Mr. Wrenn hatte Dr. phil. Mittyford in der Nähe der Boote kennen gelernt; er hatte ihm auf seine höfliche Bitte noch höflicher Feuer gegeben und die Gelegenheit, mit einem Menschen ins Gespräch zu kommen, gierig ergriffen. Mittyford erfreute sich eines kahlen Kopfes und korrekter Augengläser, er hatte ein hübsches Familieneinkommen und eine behagliche Mitgliedschaft im Klub seiner Fakultät und befleißigte sich in dem Hörsaal der Leland Stanford jr.-Universität, in welchem er in wohlgesetzter Rede seine Vorträge hielt, einer eisigen Verachtung gegen seine Hörer. Er schrieb Gedichte, die er unter dem Buchstaben »G« in seinem Schnellhefter ablegte.

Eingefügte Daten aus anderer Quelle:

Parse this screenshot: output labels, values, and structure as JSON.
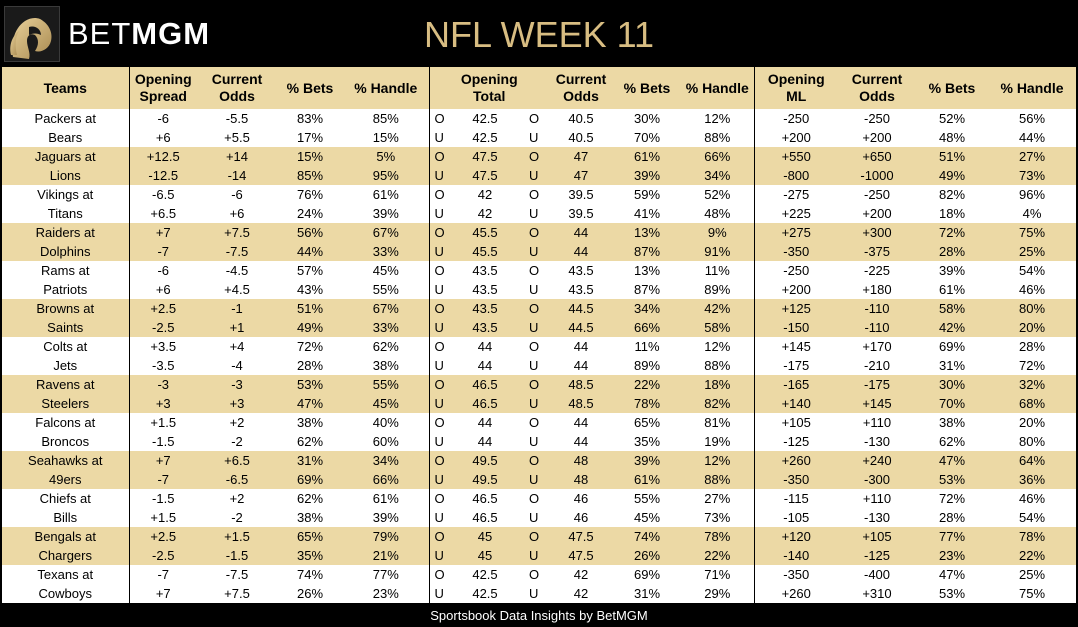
{
  "header": {
    "brand_light": "BET",
    "brand_bold": "MGM",
    "title": "NFL WEEK 11"
  },
  "columns": {
    "teams": "Teams",
    "opening_spread": [
      "Opening",
      "Spread"
    ],
    "current_odds": [
      "Current",
      "Odds"
    ],
    "pct_bets": "% Bets",
    "pct_handle": "% Handle",
    "opening_total": [
      "Opening",
      "Total"
    ],
    "opening_ml": [
      "Opening",
      "ML"
    ]
  },
  "rows": [
    {
      "team": "Packers at",
      "spread_open": "-6",
      "spread_cur": "-5.5",
      "spread_bets": "83%",
      "spread_handle": "85%",
      "ou_open": "O",
      "total_open": "42.5",
      "ou_cur": "O",
      "total_cur": "40.5",
      "total_bets": "30%",
      "total_handle": "12%",
      "ml_open": "-250",
      "ml_cur": "-250",
      "ml_bets": "52%",
      "ml_handle": "56%"
    },
    {
      "team": "Bears",
      "spread_open": "+6",
      "spread_cur": "+5.5",
      "spread_bets": "17%",
      "spread_handle": "15%",
      "ou_open": "U",
      "total_open": "42.5",
      "ou_cur": "U",
      "total_cur": "40.5",
      "total_bets": "70%",
      "total_handle": "88%",
      "ml_open": "+200",
      "ml_cur": "+200",
      "ml_bets": "48%",
      "ml_handle": "44%"
    },
    {
      "team": "Jaguars at",
      "spread_open": "+12.5",
      "spread_cur": "+14",
      "spread_bets": "15%",
      "spread_handle": "5%",
      "ou_open": "O",
      "total_open": "47.5",
      "ou_cur": "O",
      "total_cur": "47",
      "total_bets": "61%",
      "total_handle": "66%",
      "ml_open": "+550",
      "ml_cur": "+650",
      "ml_bets": "51%",
      "ml_handle": "27%"
    },
    {
      "team": "Lions",
      "spread_open": "-12.5",
      "spread_cur": "-14",
      "spread_bets": "85%",
      "spread_handle": "95%",
      "ou_open": "U",
      "total_open": "47.5",
      "ou_cur": "U",
      "total_cur": "47",
      "total_bets": "39%",
      "total_handle": "34%",
      "ml_open": "-800",
      "ml_cur": "-1000",
      "ml_bets": "49%",
      "ml_handle": "73%"
    },
    {
      "team": "Vikings at",
      "spread_open": "-6.5",
      "spread_cur": "-6",
      "spread_bets": "76%",
      "spread_handle": "61%",
      "ou_open": "O",
      "total_open": "42",
      "ou_cur": "O",
      "total_cur": "39.5",
      "total_bets": "59%",
      "total_handle": "52%",
      "ml_open": "-275",
      "ml_cur": "-250",
      "ml_bets": "82%",
      "ml_handle": "96%"
    },
    {
      "team": "Titans",
      "spread_open": "+6.5",
      "spread_cur": "+6",
      "spread_bets": "24%",
      "spread_handle": "39%",
      "ou_open": "U",
      "total_open": "42",
      "ou_cur": "U",
      "total_cur": "39.5",
      "total_bets": "41%",
      "total_handle": "48%",
      "ml_open": "+225",
      "ml_cur": "+200",
      "ml_bets": "18%",
      "ml_handle": "4%"
    },
    {
      "team": "Raiders at",
      "spread_open": "+7",
      "spread_cur": "+7.5",
      "spread_bets": "56%",
      "spread_handle": "67%",
      "ou_open": "O",
      "total_open": "45.5",
      "ou_cur": "O",
      "total_cur": "44",
      "total_bets": "13%",
      "total_handle": "9%",
      "ml_open": "+275",
      "ml_cur": "+300",
      "ml_bets": "72%",
      "ml_handle": "75%"
    },
    {
      "team": "Dolphins",
      "spread_open": "-7",
      "spread_cur": "-7.5",
      "spread_bets": "44%",
      "spread_handle": "33%",
      "ou_open": "U",
      "total_open": "45.5",
      "ou_cur": "U",
      "total_cur": "44",
      "total_bets": "87%",
      "total_handle": "91%",
      "ml_open": "-350",
      "ml_cur": "-375",
      "ml_bets": "28%",
      "ml_handle": "25%"
    },
    {
      "team": "Rams at",
      "spread_open": "-6",
      "spread_cur": "-4.5",
      "spread_bets": "57%",
      "spread_handle": "45%",
      "ou_open": "O",
      "total_open": "43.5",
      "ou_cur": "O",
      "total_cur": "43.5",
      "total_bets": "13%",
      "total_handle": "11%",
      "ml_open": "-250",
      "ml_cur": "-225",
      "ml_bets": "39%",
      "ml_handle": "54%"
    },
    {
      "team": "Patriots",
      "spread_open": "+6",
      "spread_cur": "+4.5",
      "spread_bets": "43%",
      "spread_handle": "55%",
      "ou_open": "U",
      "total_open": "43.5",
      "ou_cur": "U",
      "total_cur": "43.5",
      "total_bets": "87%",
      "total_handle": "89%",
      "ml_open": "+200",
      "ml_cur": "+180",
      "ml_bets": "61%",
      "ml_handle": "46%"
    },
    {
      "team": "Browns at",
      "spread_open": "+2.5",
      "spread_cur": "-1",
      "spread_bets": "51%",
      "spread_handle": "67%",
      "ou_open": "O",
      "total_open": "43.5",
      "ou_cur": "O",
      "total_cur": "44.5",
      "total_bets": "34%",
      "total_handle": "42%",
      "ml_open": "+125",
      "ml_cur": "-110",
      "ml_bets": "58%",
      "ml_handle": "80%"
    },
    {
      "team": "Saints",
      "spread_open": "-2.5",
      "spread_cur": "+1",
      "spread_bets": "49%",
      "spread_handle": "33%",
      "ou_open": "U",
      "total_open": "43.5",
      "ou_cur": "U",
      "total_cur": "44.5",
      "total_bets": "66%",
      "total_handle": "58%",
      "ml_open": "-150",
      "ml_cur": "-110",
      "ml_bets": "42%",
      "ml_handle": "20%"
    },
    {
      "team": "Colts at",
      "spread_open": "+3.5",
      "spread_cur": "+4",
      "spread_bets": "72%",
      "spread_handle": "62%",
      "ou_open": "O",
      "total_open": "44",
      "ou_cur": "O",
      "total_cur": "44",
      "total_bets": "11%",
      "total_handle": "12%",
      "ml_open": "+145",
      "ml_cur": "+170",
      "ml_bets": "69%",
      "ml_handle": "28%"
    },
    {
      "team": "Jets",
      "spread_open": "-3.5",
      "spread_cur": "-4",
      "spread_bets": "28%",
      "spread_handle": "38%",
      "ou_open": "U",
      "total_open": "44",
      "ou_cur": "U",
      "total_cur": "44",
      "total_bets": "89%",
      "total_handle": "88%",
      "ml_open": "-175",
      "ml_cur": "-210",
      "ml_bets": "31%",
      "ml_handle": "72%"
    },
    {
      "team": "Ravens at",
      "spread_open": "-3",
      "spread_cur": "-3",
      "spread_bets": "53%",
      "spread_handle": "55%",
      "ou_open": "O",
      "total_open": "46.5",
      "ou_cur": "O",
      "total_cur": "48.5",
      "total_bets": "22%",
      "total_handle": "18%",
      "ml_open": "-165",
      "ml_cur": "-175",
      "ml_bets": "30%",
      "ml_handle": "32%"
    },
    {
      "team": "Steelers",
      "spread_open": "+3",
      "spread_cur": "+3",
      "spread_bets": "47%",
      "spread_handle": "45%",
      "ou_open": "U",
      "total_open": "46.5",
      "ou_cur": "U",
      "total_cur": "48.5",
      "total_bets": "78%",
      "total_handle": "82%",
      "ml_open": "+140",
      "ml_cur": "+145",
      "ml_bets": "70%",
      "ml_handle": "68%"
    },
    {
      "team": "Falcons at",
      "spread_open": "+1.5",
      "spread_cur": "+2",
      "spread_bets": "38%",
      "spread_handle": "40%",
      "ou_open": "O",
      "total_open": "44",
      "ou_cur": "O",
      "total_cur": "44",
      "total_bets": "65%",
      "total_handle": "81%",
      "ml_open": "+105",
      "ml_cur": "+110",
      "ml_bets": "38%",
      "ml_handle": "20%"
    },
    {
      "team": "Broncos",
      "spread_open": "-1.5",
      "spread_cur": "-2",
      "spread_bets": "62%",
      "spread_handle": "60%",
      "ou_open": "U",
      "total_open": "44",
      "ou_cur": "U",
      "total_cur": "44",
      "total_bets": "35%",
      "total_handle": "19%",
      "ml_open": "-125",
      "ml_cur": "-130",
      "ml_bets": "62%",
      "ml_handle": "80%"
    },
    {
      "team": "Seahawks at",
      "spread_open": "+7",
      "spread_cur": "+6.5",
      "spread_bets": "31%",
      "spread_handle": "34%",
      "ou_open": "O",
      "total_open": "49.5",
      "ou_cur": "O",
      "total_cur": "48",
      "total_bets": "39%",
      "total_handle": "12%",
      "ml_open": "+260",
      "ml_cur": "+240",
      "ml_bets": "47%",
      "ml_handle": "64%"
    },
    {
      "team": "49ers",
      "spread_open": "-7",
      "spread_cur": "-6.5",
      "spread_bets": "69%",
      "spread_handle": "66%",
      "ou_open": "U",
      "total_open": "49.5",
      "ou_cur": "U",
      "total_cur": "48",
      "total_bets": "61%",
      "total_handle": "88%",
      "ml_open": "-350",
      "ml_cur": "-300",
      "ml_bets": "53%",
      "ml_handle": "36%"
    },
    {
      "team": "Chiefs at",
      "spread_open": "-1.5",
      "spread_cur": "+2",
      "spread_bets": "62%",
      "spread_handle": "61%",
      "ou_open": "O",
      "total_open": "46.5",
      "ou_cur": "O",
      "total_cur": "46",
      "total_bets": "55%",
      "total_handle": "27%",
      "ml_open": "-115",
      "ml_cur": "+110",
      "ml_bets": "72%",
      "ml_handle": "46%"
    },
    {
      "team": "Bills",
      "spread_open": "+1.5",
      "spread_cur": "-2",
      "spread_bets": "38%",
      "spread_handle": "39%",
      "ou_open": "U",
      "total_open": "46.5",
      "ou_cur": "U",
      "total_cur": "46",
      "total_bets": "45%",
      "total_handle": "73%",
      "ml_open": "-105",
      "ml_cur": "-130",
      "ml_bets": "28%",
      "ml_handle": "54%"
    },
    {
      "team": "Bengals at",
      "spread_open": "+2.5",
      "spread_cur": "+1.5",
      "spread_bets": "65%",
      "spread_handle": "79%",
      "ou_open": "O",
      "total_open": "45",
      "ou_cur": "O",
      "total_cur": "47.5",
      "total_bets": "74%",
      "total_handle": "78%",
      "ml_open": "+120",
      "ml_cur": "+105",
      "ml_bets": "77%",
      "ml_handle": "78%"
    },
    {
      "team": "Chargers",
      "spread_open": "-2.5",
      "spread_cur": "-1.5",
      "spread_bets": "35%",
      "spread_handle": "21%",
      "ou_open": "U",
      "total_open": "45",
      "ou_cur": "U",
      "total_cur": "47.5",
      "total_bets": "26%",
      "total_handle": "22%",
      "ml_open": "-140",
      "ml_cur": "-125",
      "ml_bets": "23%",
      "ml_handle": "22%"
    },
    {
      "team": "Texans at",
      "spread_open": "-7",
      "spread_cur": "-7.5",
      "spread_bets": "74%",
      "spread_handle": "77%",
      "ou_open": "O",
      "total_open": "42.5",
      "ou_cur": "O",
      "total_cur": "42",
      "total_bets": "69%",
      "total_handle": "71%",
      "ml_open": "-350",
      "ml_cur": "-400",
      "ml_bets": "47%",
      "ml_handle": "25%"
    },
    {
      "team": "Cowboys",
      "spread_open": "+7",
      "spread_cur": "+7.5",
      "spread_bets": "26%",
      "spread_handle": "23%",
      "ou_open": "U",
      "total_open": "42.5",
      "ou_cur": "U",
      "total_cur": "42",
      "total_bets": "31%",
      "total_handle": "29%",
      "ml_open": "+260",
      "ml_cur": "+310",
      "ml_bets": "53%",
      "ml_handle": "75%"
    }
  ],
  "footer": {
    "text": "Sportsbook Data Insights by BetMGM"
  },
  "colors": {
    "background": "#000000",
    "gold_band": "#ecd9a5",
    "title_gold": "#d8bd82",
    "white": "#ffffff"
  },
  "icons": {
    "logo": "lion-head-logo-icon"
  }
}
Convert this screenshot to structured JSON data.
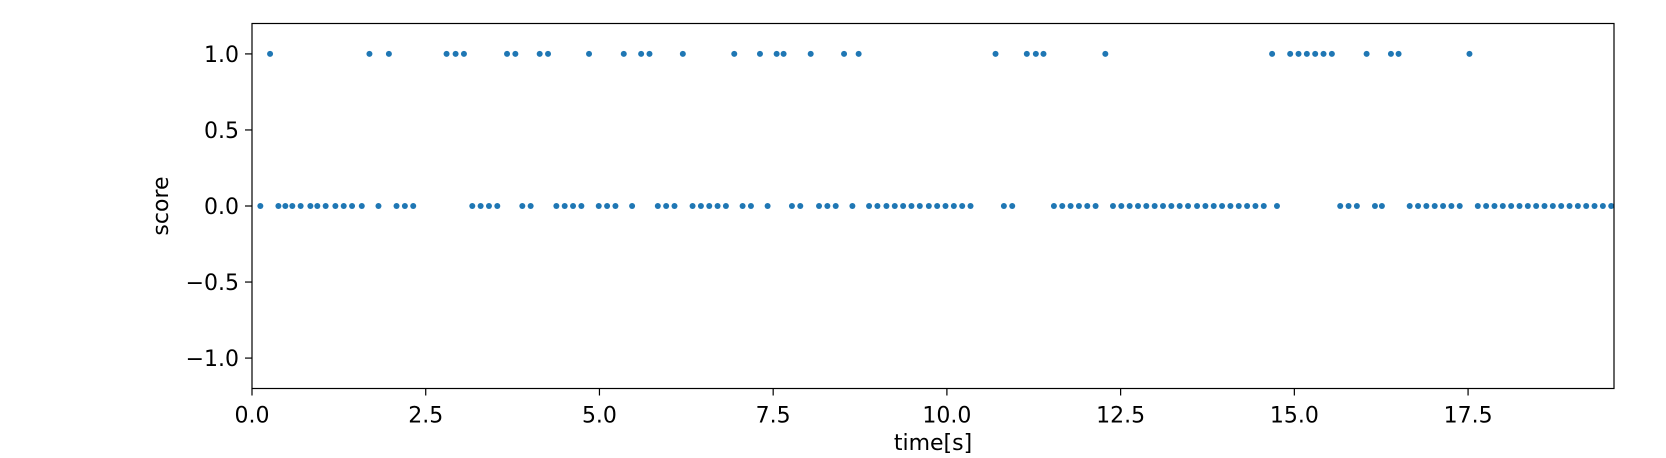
{
  "chart_data": {
    "type": "scatter",
    "title": "",
    "xlabel": "time[s]",
    "ylabel": "score",
    "xlim": [
      0,
      19.6
    ],
    "ylim": [
      -1.2,
      1.2
    ],
    "xticks": [
      0.0,
      2.5,
      5.0,
      7.5,
      10.0,
      12.5,
      15.0,
      17.5
    ],
    "xtick_labels": [
      "0.0",
      "2.5",
      "5.0",
      "7.5",
      "10.0",
      "12.5",
      "15.0",
      "17.5"
    ],
    "yticks": [
      1.0,
      0.5,
      0.0,
      -0.5,
      -1.0
    ],
    "ytick_labels": [
      "1.0",
      "0.5",
      "0.0",
      "−0.5",
      "−1.0"
    ],
    "grid": false,
    "marker_color": "#1f77b4",
    "series": [
      {
        "x": [
          0.12,
          0.26,
          0.38,
          0.48,
          0.58,
          0.7,
          0.84,
          0.94,
          1.06,
          1.2,
          1.32,
          1.44,
          1.58,
          1.69,
          1.82,
          1.97,
          2.08,
          2.2,
          2.32,
          2.8,
          2.93,
          3.05,
          3.17,
          3.29,
          3.41,
          3.53,
          3.67,
          3.79,
          3.89,
          4.01,
          4.14,
          4.26,
          4.38,
          4.5,
          4.62,
          4.74,
          4.85,
          4.99,
          5.11,
          5.23,
          5.35,
          5.47,
          5.6,
          5.72,
          5.84,
          5.96,
          6.08,
          6.2,
          6.34,
          6.46,
          6.58,
          6.7,
          6.82,
          6.94,
          7.06,
          7.18,
          7.31,
          7.42,
          7.55,
          7.65,
          7.77,
          7.89,
          8.04,
          8.16,
          8.28,
          8.4,
          8.52,
          8.64,
          8.73,
          8.88,
          9.0,
          9.13,
          9.25,
          9.37,
          9.49,
          9.61,
          9.74,
          9.86,
          9.98,
          10.1,
          10.22,
          10.34,
          10.7,
          10.82,
          10.94,
          11.15,
          11.28,
          11.39,
          11.54,
          11.66,
          11.78,
          11.9,
          12.02,
          12.14,
          12.28,
          12.39,
          12.51,
          12.63,
          12.75,
          12.87,
          12.99,
          13.11,
          13.23,
          13.35,
          13.47,
          13.6,
          13.72,
          13.84,
          13.96,
          14.08,
          14.2,
          14.32,
          14.44,
          14.56,
          14.68,
          14.75,
          14.94,
          15.06,
          15.18,
          15.3,
          15.42,
          15.54,
          15.66,
          15.78,
          15.9,
          16.04,
          16.16,
          16.26,
          16.39,
          16.5,
          16.66,
          16.78,
          16.9,
          17.02,
          17.14,
          17.26,
          17.38,
          17.52,
          17.64,
          17.76,
          17.88,
          18.0,
          18.12,
          18.24,
          18.36,
          18.48,
          18.6,
          18.72,
          18.84,
          18.96,
          19.08,
          19.2,
          19.32,
          19.44,
          19.56
        ],
        "y": [
          0,
          1,
          0,
          0,
          0,
          0,
          0,
          0,
          0,
          0,
          0,
          0,
          0,
          1,
          0,
          1,
          0,
          0,
          0,
          1,
          1,
          1,
          0,
          0,
          0,
          0,
          1,
          1,
          0,
          0,
          1,
          1,
          0,
          0,
          0,
          0,
          1,
          0,
          0,
          0,
          1,
          0,
          1,
          1,
          0,
          0,
          0,
          1,
          0,
          0,
          0,
          0,
          0,
          1,
          0,
          0,
          1,
          0,
          1,
          1,
          0,
          0,
          1,
          0,
          0,
          0,
          1,
          0,
          1,
          0,
          0,
          0,
          0,
          0,
          0,
          0,
          0,
          0,
          0,
          0,
          0,
          0,
          1,
          0,
          0,
          1,
          1,
          1,
          0,
          0,
          0,
          0,
          0,
          0,
          1,
          0,
          0,
          0,
          0,
          0,
          0,
          0,
          0,
          0,
          0,
          0,
          0,
          0,
          0,
          0,
          0,
          0,
          0,
          0,
          1,
          0,
          1,
          1,
          1,
          1,
          1,
          1,
          0,
          0,
          0,
          1,
          0,
          0,
          1,
          1,
          0,
          0,
          0,
          0,
          0,
          0,
          0,
          1,
          0,
          0,
          0,
          0,
          0,
          0,
          0,
          0,
          0,
          0,
          0,
          0,
          0,
          0,
          0,
          0,
          0
        ]
      }
    ]
  }
}
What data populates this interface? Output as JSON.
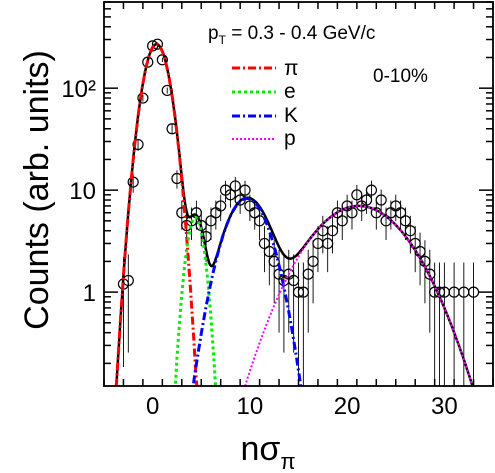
{
  "chart_data": {
    "type": "scatter",
    "title": "",
    "header_text": {
      "p": "p",
      "sub": "T",
      "rest": " = 0.3 - 0.4 GeV/c"
    },
    "centrality_label": "0-10%",
    "xlabel": {
      "main": "nσ",
      "sub": "π"
    },
    "ylabel": "Counts (arb. units)",
    "xlim": [
      -5,
      35
    ],
    "ylim": [
      0.12,
      700
    ],
    "yscale": "log",
    "x_ticks": [
      0,
      10,
      20,
      30
    ],
    "x_tick_labels": [
      "0",
      "10",
      "20",
      "30"
    ],
    "y_ticks": [
      1,
      10,
      100
    ],
    "y_tick_labels": [
      "1",
      "10",
      "10²"
    ],
    "legend_position": "top-center",
    "legend": [
      {
        "name": "π",
        "color": "#ff0000",
        "dash": "dash-dot"
      },
      {
        "name": "e",
        "color": "#00ee00",
        "dash": "dotted"
      },
      {
        "name": "K",
        "color": "#0000ff",
        "dash": "dash-dot"
      },
      {
        "name": "p",
        "color": "#ff00ff",
        "dash": "dotted"
      }
    ],
    "total_fit_color": "#000000",
    "components": [
      {
        "name": "π",
        "amplitude": 270,
        "mean": 0.4,
        "sigma": 1.05
      },
      {
        "name": "e",
        "amplitude": 5.4,
        "mean": 4.4,
        "sigma": 0.75
      },
      {
        "name": "K",
        "amplitude": 8.3,
        "mean": 9.7,
        "sigma": 1.9
      },
      {
        "name": "p",
        "amplitude": 7.0,
        "mean": 21.2,
        "sigma": 4.1
      }
    ],
    "data_points": {
      "x": [
        -3,
        -2.5,
        -2,
        -1.5,
        -1,
        -0.5,
        0,
        0.5,
        1,
        1.5,
        2,
        2.5,
        3,
        3.5,
        4,
        4.5,
        5,
        5.5,
        6,
        6.5,
        7,
        7.5,
        8,
        8.5,
        9,
        9.5,
        10,
        10.5,
        11,
        11.5,
        12,
        12.5,
        13,
        13.5,
        14,
        14.5,
        15,
        15.5,
        16,
        16.5,
        17,
        17.5,
        18,
        18.5,
        19,
        19.5,
        20,
        20.5,
        21,
        21.5,
        22,
        22.5,
        23,
        23.5,
        24,
        24.5,
        25,
        25.5,
        26,
        26.5,
        27,
        27.5,
        28,
        28.5,
        29,
        29.5,
        30,
        31,
        32,
        33
      ],
      "y": [
        1.2,
        1.3,
        12,
        28,
        80,
        180,
        260,
        270,
        190,
        95,
        40,
        13,
        6,
        4.5,
        5,
        6,
        4.5,
        3.5,
        5,
        6,
        7,
        10,
        9,
        11,
        8,
        10,
        7,
        6,
        5,
        3,
        2.5,
        2,
        1.5,
        1.3,
        1.5,
        1.3,
        1,
        1,
        1.5,
        2,
        3,
        4,
        3,
        4,
        6,
        5,
        7,
        6,
        9,
        7,
        8,
        10,
        6,
        8,
        5,
        6,
        7,
        6,
        5,
        4,
        3,
        2.5,
        2,
        1.5,
        1,
        1,
        1,
        1,
        1,
        1
      ]
    }
  }
}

Dr. Mittyford führte Mr. Wrenn verdrossen herum und trachtete ihn in der Kunst des pflichtbewußten und freudlosen Sehenswürdigkeiten-Studiums zu unterrichten. Er zeigte ihm die Zimmer Shelleys, als handelte es sich um eine beglaubigte Engelsfeder, aber Mr. Wrenn gestand verlegen, daß er nie etwas von Shelley gehört hatte; er verwechselte den Namen mit dem Max O'Rells, was Dr. Mittyford eine schwere Sünde zu sein dünkte. Dann kam die Sache mit Paters Fenstern. Der Doktor zuckte die Achseln. Nun ja, was ließ sich denn auch vom Proletariat erwarten! Mit erhabenen Bewegungen seinen Stock schwingend, stolzierte er in die Bodley-Bibliothek und verkündete: »Hier sehen Sie den Äschylus, den Shelley in der Tasche hatte, als er ertrank.«

Vor einer Vitrine, in der ein erlesenes Buch mit seltsamen verschnörkelten Schriftzügen lag – ein Täfelchen erklärte, daß Fitzgerald aus diesem Bande den Rubaiyat übersetzt habe – machte Dr. Mittyford eine große Geste und wartete auf eine Dankbarkeitsbezeugung.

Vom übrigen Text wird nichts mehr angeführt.